Graduate Geotechnical Research Laboratory

Graduate students working together in the Geotechnical Research Laboratory

The Graduate Geotechnical Research Laboratory is named Saada Family Geotechnical Research Laboratory. The laboratory houses a few unique testing devices that characterize the complex responses of geomaterials. 

Over the years, special cells and special transducers have been designed and built to conduct static and dynamic tests on hollow cylinders. The testing and data acquisition systems are fully automated and are properly interfaced to allow microcomputer controlled testing. The Soil Dynamics laboratory at CWRU is equipped with a computer-controlled freeze-thaw room for sample conditioning and the following advanced devices to study the dynamic characteristics of soils.

Apparatus for Static and Slow Cyclic (Torsional) Loading - Stress Controlled.

 At present, the only reliable way to study the response of anisotropic soils to principal stresses which are inclined on the axis of symmetry is to incline those stresses and not the specimens. To obtain meaningful results, one must have the capability of controlling the inclination of the principal stresses during each test. The torsional shear devices available at CWRU are capable of meeting this requirement with the aid of a pneumatic analog computer by applying suitable combinations of axial and normal stresses. For a given test, the inclination of the principal planes is preset and maintained during the whole test, and the computer will automatically apply the necessary combination of axial force and torque to satisfy the requirement described above, in spite of the changing cross section during testing. The computer can also control the one dimensional consolidation of specimens in the triaxial cell, prior to their shearing.

An electro-pneumatic system connected to the constant stress torsional shear device allows the application of cyclic stresses at any inclination of the principal stresses on the axis of symmetry of the hollow cylinders according to the following combinations: axial stresses can be maintained constant and torsional stresses varied, or vice versa; or both changed simultaneously. This device has been modified to allow the application of random torsional stress with the aid of a digital to analog converter residing in a microcomputer.

Apparatus for Static and Cyclic Loading - Strain Controlled.

While the apparatus described above applies stresses, automatic units based on the same principles have been used to design an electro-pneumatic strain controlled system also capable of maintaining a fixed inclination of the principal stresses on the axis of symmetry of the material. This capability allows testing of dense samples beyond the peak and under combined stresses. Strain softening which is impossible to study in stress controlled devices can thus be examined for anisotropic materials.

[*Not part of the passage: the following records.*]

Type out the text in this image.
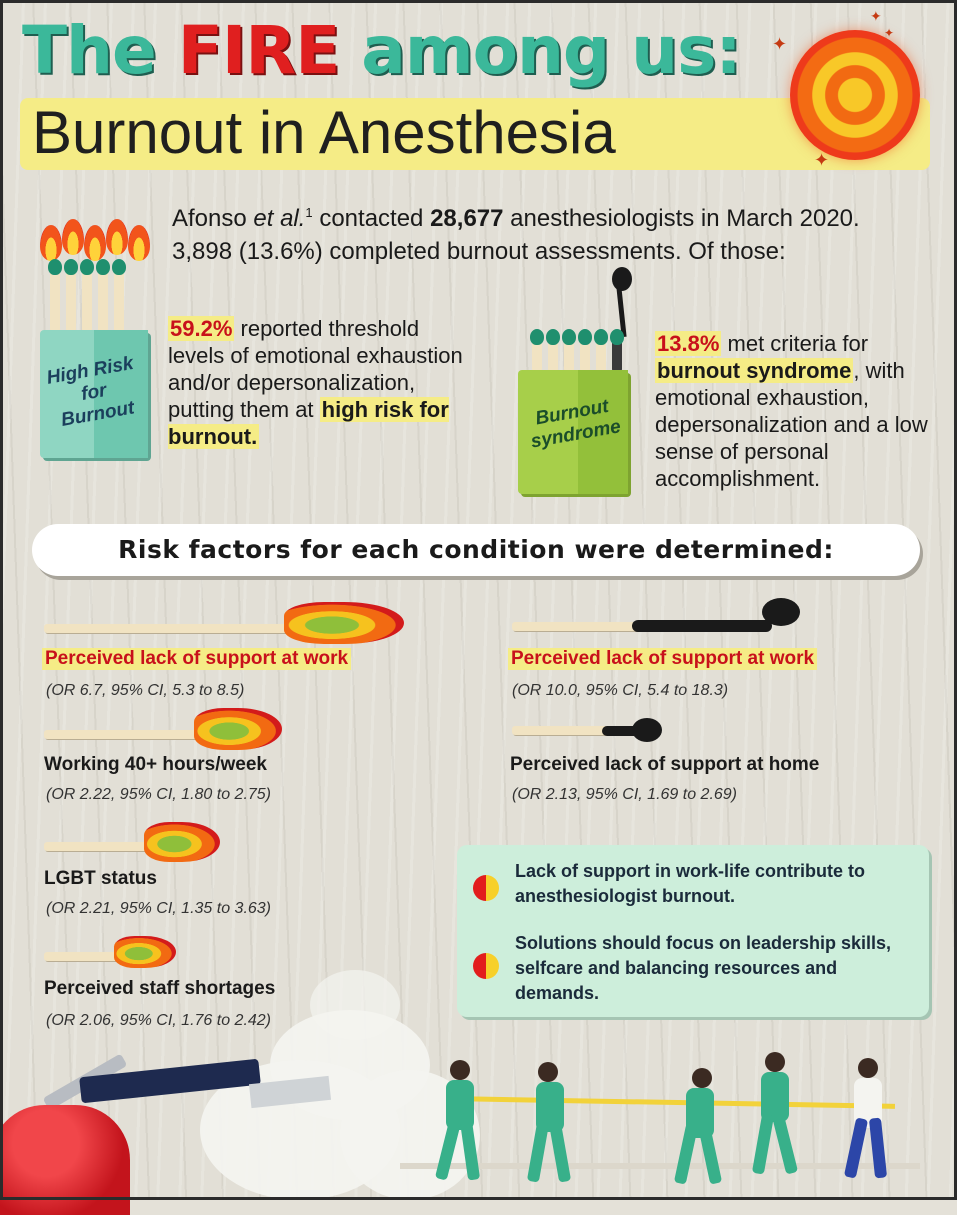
The FIRE among us:
Burnout in Anesthesia
✦
✦
✦
✦
Afonso et al.$^1$ contacted 28,677 anesthesiologists in March 2020.
3,898 (13.6%) completed burnout assessments. Of those:
High Risk for Burnout
59.2% reported threshold levels of emotional exhaustion and/or depersonalization, putting them at high risk for burnout.
Burnout syndrome
13.8% met criteria for burnout syndrome, with emotional exhaustion, depersonalization and a low sense of personal accomplishment.
Risk factors for each condition were determined:
Perceived lack of support at work
(OR 6.7, 95% CI, 5.3 to 8.5)
Working 40+ hours/week
(OR 2.22, 95% CI, 1.80 to 2.75)
LGBT status
(OR 2.21, 95% CI, 1.35 to 3.63)
Perceived staff shortages
(OR 2.06, 95% CI, 1.76 to 2.42)
Perceived lack of support at work
(OR 10.0, 95% CI, 5.4 to 18.3)
Perceived lack of support at home
(OR 2.13, 95% CI, 1.69 to 2.69)
Lack of support in work-life contribute to anesthesiologist burnout.
Solutions should focus on leadership skills, selfcare and balancing resources and demands.
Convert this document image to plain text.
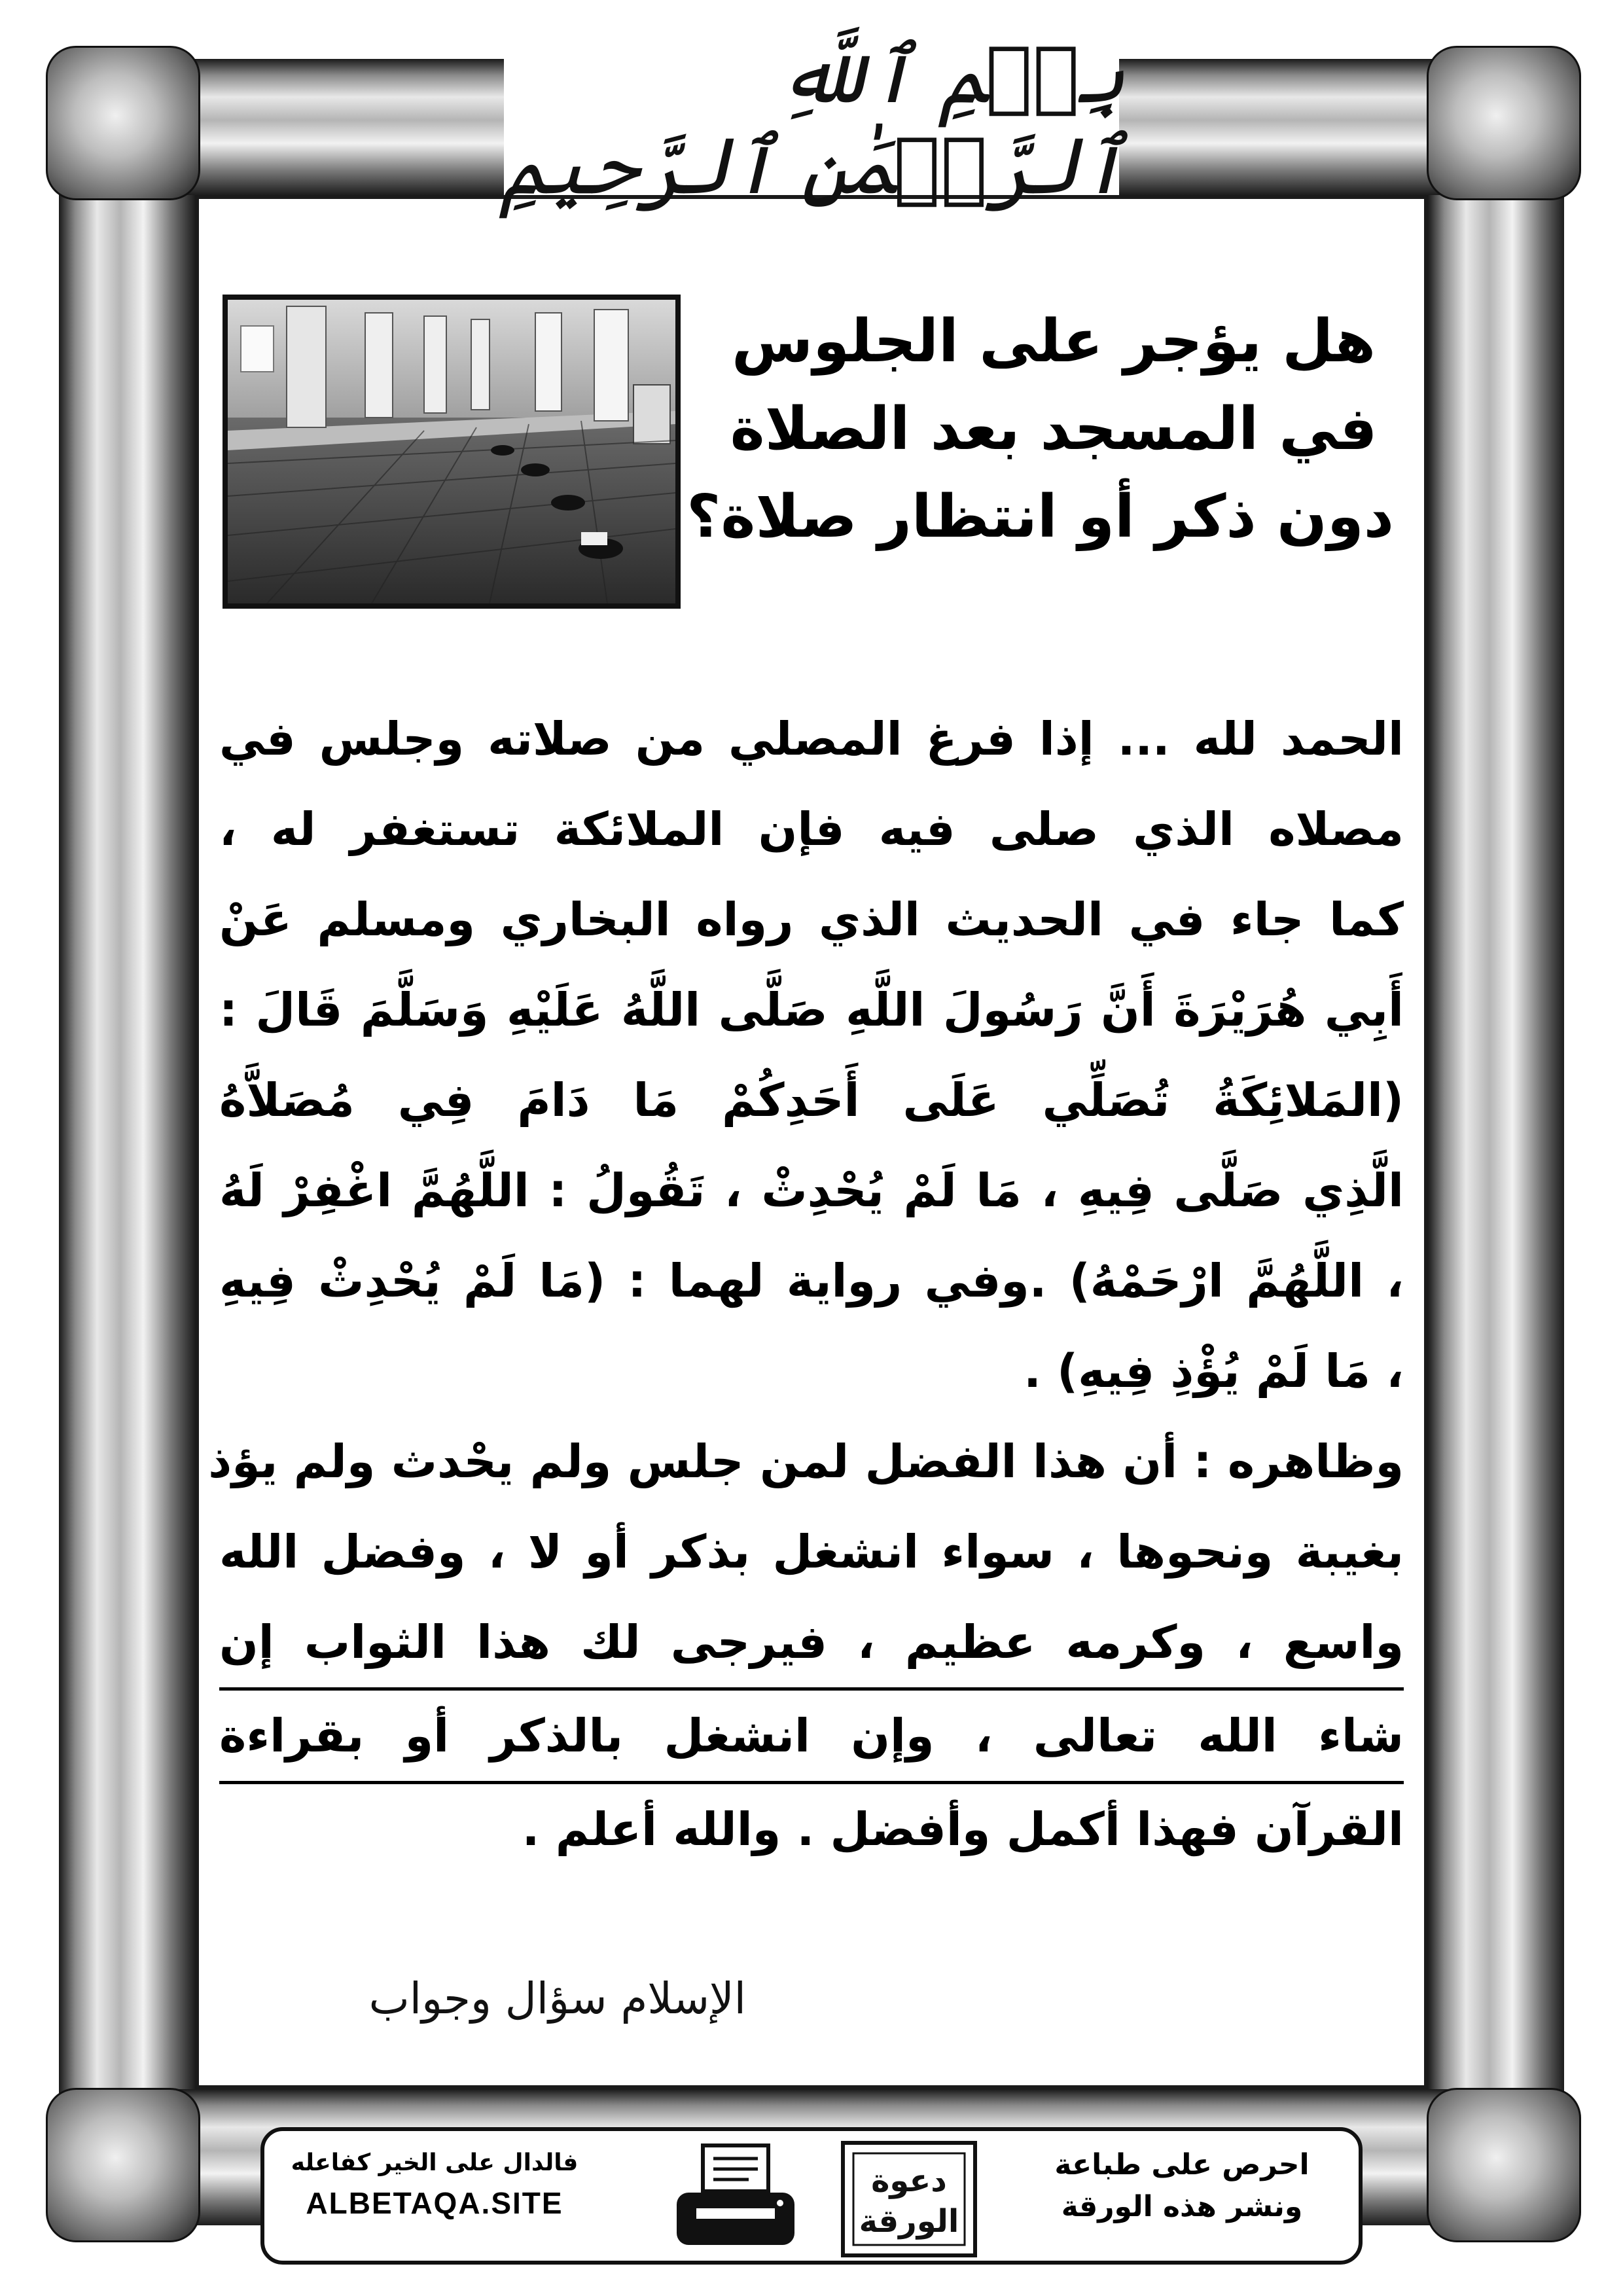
بِسۡمِ ٱللَّهِ ٱلرَّحۡمَٰنِ ٱلرَّحِيمِ
هل يؤجر على الجلوس
في المسجد بعد الصلاة
دون ذكر أو انتظار صلاة؟
الحمد لله ... إذا فرغ المصلي من صلاته وجلس في
مصلاه الذي صلى فيه فإن الملائكة تستغفر له ،
كما جاء في الحديث الذي رواه البخاري ومسلم عَنْ
أَبِي هُرَيْرَةَ أَنَّ رَسُولَ اللَّهِ صَلَّى اللَّهُ عَلَيْهِ وَسَلَّمَ قَالَ :
(المَلائِكَةُ تُصَلِّي عَلَى أَحَدِكُمْ مَا دَامَ فِي مُصَلاَّهُ
الَّذِي صَلَّى فِيهِ ، مَا لَمْ يُحْدِثْ ، تَقُولُ : اللَّهُمَّ اغْفِرْ لَهُ
، اللَّهُمَّ ارْحَمْهُ) .وفي رواية لهما : (مَا لَمْ يُحْدِثْ فِيهِ
، مَا لَمْ يُؤْذِ فِيهِ) .
وظاهره : أن هذا الفضل لمن جلس ولم يحْدث ولم يؤذ
بغيبة ونحوها ، سواء انشغل بذكر أو لا ، وفضل الله
واسع ، وكرمه عظيم ، فيرجى لك هذا الثواب إن
شاء الله تعالى ، وإن انشغل بالذكر أو بقراءة
القرآن فهذا أكمل وأفضل . والله أعلم .
الإسلام سؤال وجواب
فالدال على الخير كفاعله
ALBETAQA.SITE
دعوة
الورقة
احرص على طباعة
ونشر هذه الورقة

Hydraulic Torsional Shear Device.

 This device is similar to the previous two machines except that it contains a hydraulic torsional drive that allows the application of torsional loads with a frequency of up to 1Hz, as well as random loads with the aid of a D\A converter. Tests with either shear stress \ strain \ torque or angular displacement control can be conducted with this device. It is particularly suited for shear modulus and damping characterization as well as for liquefaction testing.

Resonant Column Devices

Two resonant column devices are available for low strain shear modulus and damping characterization of soils:

  • a. Saada/Drnevich type device

  • b. Fixed-Free Resonant Column Device

Both devices are fully automated

Cubical Device

This fully automated device allows true triaxial testing of soils. It has been used to study the shear band propagation in soils.

Special Triaxial Cell

A triaxial cell specially built to allow for the application of axial and torsional stresses to hollow cylinders was developed at CWRU. The friction in the bushings is automatically compensated for by the pneumatic analog computer in static tests. However, this cannot be done in dynamic tests where the direction of application of the stresses is constantly reversed. Also, if it is desired to synchronize axial and torsional stresses, friction must be nearly eliminated. This problem has been solved with a special bushing involving a combination of high precision longitudinal and rotational ball bearings and a piston with a variable cross section. The cell is complemented with the presence of interior and exterior axial and torsional transducers for data collection.

Cyclic Triaxial Device

A pneumatic cyclic triaxial device has been assembled and used in several funded projects.